'Did the Idea of Universal Gravitation predate Newton?'
(The question went on to mention the books of Ahmed Baba.)
I had a look to see whether Baba's work is available in any way online, but found nothing. Could the questioner point to any source, it would help discussion?
Commentators who discuss early origins of gravitational ideas, perhaps as a possible anticipation of Newton, often leave it very unclear just what sort of gravitational ideas they are discussing. Then, when details do emerge, it has always so far turned out that what is being discussed is quite different from Newtonian gravitation.
First, the word 'gravity' means just heaviness, and no-one has ever seriously suggested that Newton discovered that, or that it was unknown before him. Occasionally one reads unconsidered statements that Newton 'discovered gravity', but that is not what he is seriously reputed to have discovered. On the other hand, gravity before Newton was about terrestrial physics -- the properties of bodies at or near the earth's surface. There were older theories about what moved the celestial bodies, but they did not suggest that the same laws of physics applied to celestial bodies as to terrestrial objects. It seems that Newton was the first to suggest, and provide evidence in the form of his 'moon-test', that what moves the celestial bodies is of the same kind as what moves falling terrestrial bodies -- their heaviness, subject to the same laws of motion and inertia as heavy bodies on the earth.

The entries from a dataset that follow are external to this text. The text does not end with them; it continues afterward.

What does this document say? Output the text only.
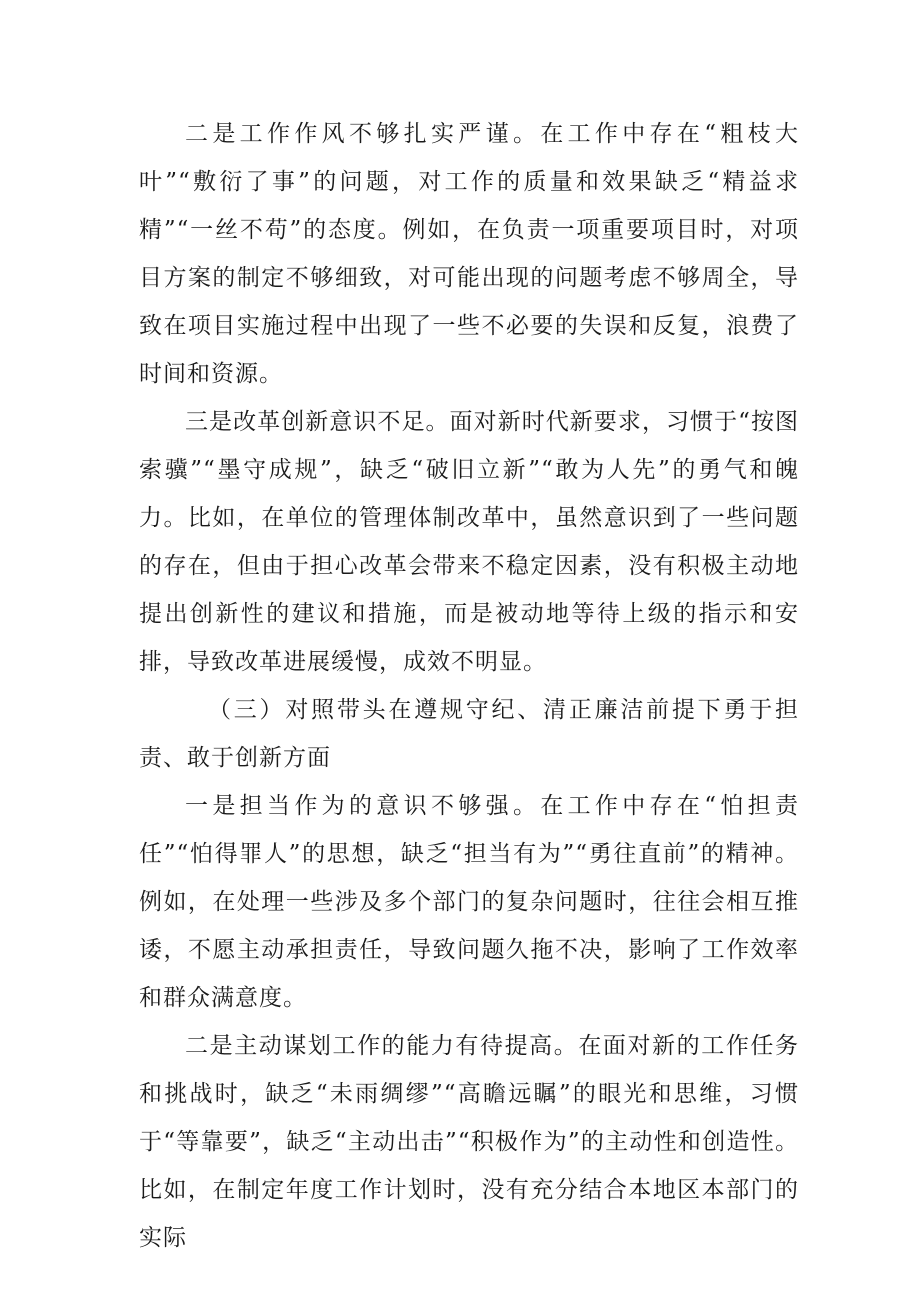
二是工作作风不够扎实严谨。在工作中存在“粗枝大叶”“敷衍了事”的问题，对工作的质量和效果缺乏“精益求精”“一丝不苟”的态度。例如，在负责一项重要项目时，对项目方案的制定不够细致，对可能出现的问题考虑不够周全，导致在项目实施过程中出现了一些不必要的失误和反复，浪费了时间和资源。

三是改革创新意识不足。面对新时代新要求，习惯于“按图索骥”“墨守成规”，缺乏“破旧立新”“敢为人先”的勇气和魄力。比如，在单位的管理体制改革中，虽然意识到了一些问题的存在，但由于担心改革会带来不稳定因素，没有积极主动地提出创新性的建议和措施，而是被动地等待上级的指示和安排，导致改革进展缓慢，成效不明显。

（三）对照带头在遵规守纪、清正廉洁前提下勇于担责、敢于创新方面

一是担当作为的意识不够强。在工作中存在“怕担责任”“怕得罪人”的思想，缺乏“担当有为”“勇往直前”的精神。例如，在处理一些涉及多个部门的复杂问题时，往往会相互推诿，不愿主动承担责任，导致问题久拖不决，影响了工作效率和群众满意度。

二是主动谋划工作的能力有待提高。在面对新的工作任务和挑战时，缺乏“未雨绸缪”“高瞻远瞩”的眼光和思维，习惯于“等靠要”，缺乏“主动出击”“积极作为”的主动性和创造性。比如，在制定年度工作计划时，没有充分结合本地区本部门的实际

What Newton produced was also very specific. Considered for example in its astronomical application, a Newtonian gravitational force, if I'm not mistaken, is
-- an accelerative force,
-- directed towards a massive body,
-- operating as an attraction on another body,
-- and its measure is inversely proportional to the square of the distance between them.
Besides not accounting for terrestrial and celestial motions in the same way, earlier ideas of celestial motion discussed as possible anticipations of Newton have so far turned out either not to involve accelerative force, or not to involve forces directed centrally, etc. R S Westfall's 1971 book 'Force in Newton's physics' offers detailed discussion of concepts of force before Newton, and shows how some of them were quite vague: the idea was slow to become clarified in the pre-Newtonian world.
For example, Kepler's work is sometimes suggested as an anticipation of Newton, but Kepler's idea of force was not accelerative, he supposed that force maintains velocity, he did not think of it as producing acceleration, and it was not central. Thus, Kepler supposed that the sun's force came from its rotation and somehow impelled the planets along and around their orbital paths, as if their natural state was rest. His ideas about the moon's irregularities of motion were that they are caused by the Sun's illumination of the moon. Kepler's ideas did not include Newton-like ideas either of force or of inertia, see Bruce Stephenson's 'Kepler's Physical Astronomy' for a good discussion.
The quotation from Bullialdus introduced by Conifold expressly states the idea of something that 'turns with the body of the Sun', which appears to show that whatever it is, it is not a central gravitational force: the central forces of Newtonian gravitation do not turn with rotation of the attracting body. (Bullialdus, if he thought that the turning of the Sun's body has anything to do with gravity, may have been expressing a similar idea as the one already mentioned as held by Kepler.)
It is also important to distinguish between the bare idea of an inverse square law and the specifics of Newtonian gravitation. Anything that becomes spread out uniformly through space from a point-source is likely to follow an inverse-square law -- for example, light-intensity, it follows from the geometrical law for the surface area of a sphere, proportional to the square of its radius. Inverse-square laws of something are not peculiar to Newton, but whether that something is anything like Newtonian accelerative gravitation clearly should not be taken for granted and merely assumed.
Newton's fame was, among other things, for producing a newly compiled set of laws of motion, which operate together with what was (then) a new law of accelerative gravitational force inversely proportional to the squares of the distances, and together these have enabled celestial motions to be accounted for with previously-unknown mathematical precision and accuracy.
There have been many excessive claims for the accuracy of this or that ancient historical account of planetary motions and orbits. What is accurate enough in one age or context might be very rough in another. It is very difficult to discuss such suggestions without concrete material such as a particular book or description to go on.